Artificial Intelligence in Energy Management: A Comprehensive Literature Review on Methods, Applications, and Challenges
Authors:-Jayendra Jadhav, Aashirwad Mehare, Aditya Wandhekar, Sanyukta Pawar, Pranjal Chavan, Vedant Nigade
Abstract-:The mounting pressure for efficient and sustainable energy solutions has driven the adoption of Artificial Intelligence (AI) in contemporary energy systems. This literature review consolidates evidence from more than 20 recent studies on AI-based approaches for renewable energy and smart grid management. It discusses AI methods like machine learning, deep learning, reinforcement learning, and optimization techniques applied in energy forecasting, load management, fault detection, and demand response. The review emphasizes AI’s application in improving energy efficiency, lowering costs, and facilitating decentralized energy systems. It also touches on the most important hardware devices involved, e.g., photovoltaic panels, smart meters, IoT devices, and battery storage systems.

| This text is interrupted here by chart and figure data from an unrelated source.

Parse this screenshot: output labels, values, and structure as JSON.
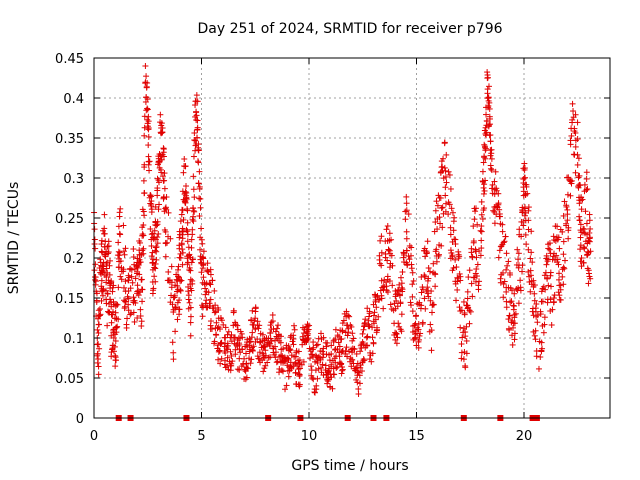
{
  "chart_data": {
    "type": "scatter",
    "title": "Day 251 of 2024, SRMTID for receiver p796",
    "xlabel": "GPS time / hours",
    "ylabel": "SRMTID / TECUs",
    "xlim": [
      0,
      24
    ],
    "ylim": [
      0,
      0.45
    ],
    "xticks": [
      0,
      5,
      10,
      15,
      20
    ],
    "xtick_labels": [
      "0",
      "5",
      "10",
      "15",
      "20"
    ],
    "yticks": [
      0,
      0.05,
      0.1,
      0.15,
      0.2,
      0.25,
      0.3,
      0.35,
      0.4,
      0.45
    ],
    "ytick_labels": [
      "0",
      "0.05",
      "0.1",
      "0.15",
      "0.2",
      "0.25",
      "0.3",
      "0.35",
      "0.4",
      "0.45"
    ],
    "grid": true,
    "marker": "+",
    "color": "#e00000",
    "series": [
      {
        "name": "SRMTID",
        "x": [
          0.0,
          0.1,
          0.2,
          0.3,
          0.4,
          0.5,
          0.6,
          0.7,
          0.8,
          0.9,
          1.0,
          1.1,
          1.2,
          1.4,
          1.6,
          1.8,
          2.0,
          2.1,
          2.2,
          2.3,
          2.4,
          2.5,
          2.6,
          2.7,
          2.8,
          2.9,
          3.0,
          3.1,
          3.2,
          3.3,
          3.5,
          3.7,
          3.9,
          4.0,
          4.1,
          4.2,
          4.3,
          4.4,
          4.5,
          4.6,
          4.7,
          4.8,
          4.9,
          5.0,
          5.1,
          5.3,
          5.5,
          5.7,
          5.9,
          6.1,
          6.3,
          6.5,
          6.7,
          6.9,
          7.1,
          7.3,
          7.5,
          7.7,
          7.9,
          8.1,
          8.3,
          8.5,
          8.7,
          8.9,
          9.1,
          9.3,
          9.5,
          9.7,
          9.9,
          10.1,
          10.3,
          10.5,
          10.7,
          10.9,
          11.1,
          11.3,
          11.5,
          11.7,
          11.9,
          12.1,
          12.3,
          12.5,
          12.7,
          12.9,
          13.1,
          13.3,
          13.5,
          13.7,
          13.9,
          14.1,
          14.3,
          14.5,
          14.7,
          14.9,
          15.1,
          15.3,
          15.5,
          15.7,
          15.9,
          16.1,
          16.3,
          16.5,
          16.7,
          16.9,
          17.1,
          17.3,
          17.5,
          17.7,
          17.9,
          18.1,
          18.2,
          18.3,
          18.4,
          18.5,
          18.7,
          18.9,
          19.1,
          19.3,
          19.5,
          19.7,
          19.9,
          20.0,
          20.1,
          20.3,
          20.5,
          20.7,
          20.9,
          21.1,
          21.3,
          21.5,
          21.7,
          21.9,
          22.1,
          22.3,
          22.5,
          22.6,
          22.7,
          22.9,
          23.0
        ],
        "y": [
          0.22,
          0.14,
          0.09,
          0.17,
          0.19,
          0.21,
          0.16,
          0.18,
          0.12,
          0.13,
          0.1,
          0.15,
          0.23,
          0.19,
          0.14,
          0.17,
          0.16,
          0.2,
          0.15,
          0.25,
          0.42,
          0.38,
          0.29,
          0.22,
          0.18,
          0.24,
          0.28,
          0.35,
          0.33,
          0.26,
          0.2,
          0.12,
          0.16,
          0.19,
          0.22,
          0.31,
          0.26,
          0.18,
          0.15,
          0.23,
          0.36,
          0.39,
          0.28,
          0.18,
          0.17,
          0.16,
          0.14,
          0.11,
          0.1,
          0.09,
          0.08,
          0.11,
          0.09,
          0.08,
          0.07,
          0.1,
          0.12,
          0.09,
          0.08,
          0.07,
          0.11,
          0.09,
          0.08,
          0.06,
          0.07,
          0.09,
          0.05,
          0.08,
          0.12,
          0.07,
          0.06,
          0.09,
          0.08,
          0.07,
          0.06,
          0.09,
          0.08,
          0.11,
          0.1,
          0.07,
          0.05,
          0.08,
          0.11,
          0.1,
          0.13,
          0.19,
          0.17,
          0.21,
          0.15,
          0.12,
          0.14,
          0.24,
          0.2,
          0.13,
          0.11,
          0.16,
          0.18,
          0.13,
          0.22,
          0.25,
          0.31,
          0.27,
          0.22,
          0.18,
          0.12,
          0.1,
          0.17,
          0.22,
          0.2,
          0.29,
          0.33,
          0.41,
          0.38,
          0.3,
          0.27,
          0.22,
          0.19,
          0.15,
          0.12,
          0.18,
          0.21,
          0.3,
          0.26,
          0.2,
          0.13,
          0.09,
          0.14,
          0.18,
          0.16,
          0.22,
          0.19,
          0.23,
          0.28,
          0.36,
          0.33,
          0.25,
          0.22,
          0.27,
          0.21
        ],
        "y_noise_amp": [
          0.04,
          0.04,
          0.05,
          0.04,
          0.05,
          0.04,
          0.05,
          0.05,
          0.04,
          0.04,
          0.04,
          0.05,
          0.05,
          0.05,
          0.04,
          0.05,
          0.04,
          0.05,
          0.05,
          0.05,
          0.03,
          0.03,
          0.04,
          0.05,
          0.05,
          0.05,
          0.04,
          0.04,
          0.04,
          0.05,
          0.05,
          0.04,
          0.05,
          0.05,
          0.05,
          0.04,
          0.04,
          0.05,
          0.05,
          0.05,
          0.04,
          0.03,
          0.04,
          0.05,
          0.04,
          0.04,
          0.04,
          0.04,
          0.03,
          0.03,
          0.03,
          0.03,
          0.03,
          0.03,
          0.03,
          0.03,
          0.03,
          0.03,
          0.03,
          0.03,
          0.03,
          0.03,
          0.03,
          0.03,
          0.03,
          0.03,
          0.03,
          0.03,
          0.03,
          0.03,
          0.03,
          0.03,
          0.03,
          0.03,
          0.03,
          0.03,
          0.03,
          0.03,
          0.03,
          0.03,
          0.03,
          0.03,
          0.03,
          0.03,
          0.04,
          0.05,
          0.05,
          0.05,
          0.04,
          0.04,
          0.04,
          0.05,
          0.05,
          0.04,
          0.04,
          0.05,
          0.05,
          0.04,
          0.05,
          0.05,
          0.04,
          0.05,
          0.05,
          0.05,
          0.04,
          0.04,
          0.05,
          0.05,
          0.05,
          0.05,
          0.04,
          0.03,
          0.03,
          0.04,
          0.04,
          0.05,
          0.05,
          0.04,
          0.04,
          0.05,
          0.05,
          0.04,
          0.05,
          0.05,
          0.04,
          0.04,
          0.04,
          0.05,
          0.05,
          0.05,
          0.05,
          0.05,
          0.05,
          0.04,
          0.04,
          0.05,
          0.05,
          0.05,
          0.05
        ],
        "zero_markers_x": [
          1.15,
          1.7,
          4.3,
          8.1,
          9.6,
          11.8,
          13.0,
          13.6,
          17.2,
          18.9,
          20.4,
          20.5,
          20.6
        ]
      }
    ]
  }
}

Although it has the potential to transform, the use of AI in energy systems is confronted with various challenges such as high infrastructure expenditure, data needs, system integration problems, and regulatory issues. This paper concludes by establishing research gaps and outlining future directions for the complete utilization of AI to achieve a sustainable and intelligent energy ecosystem.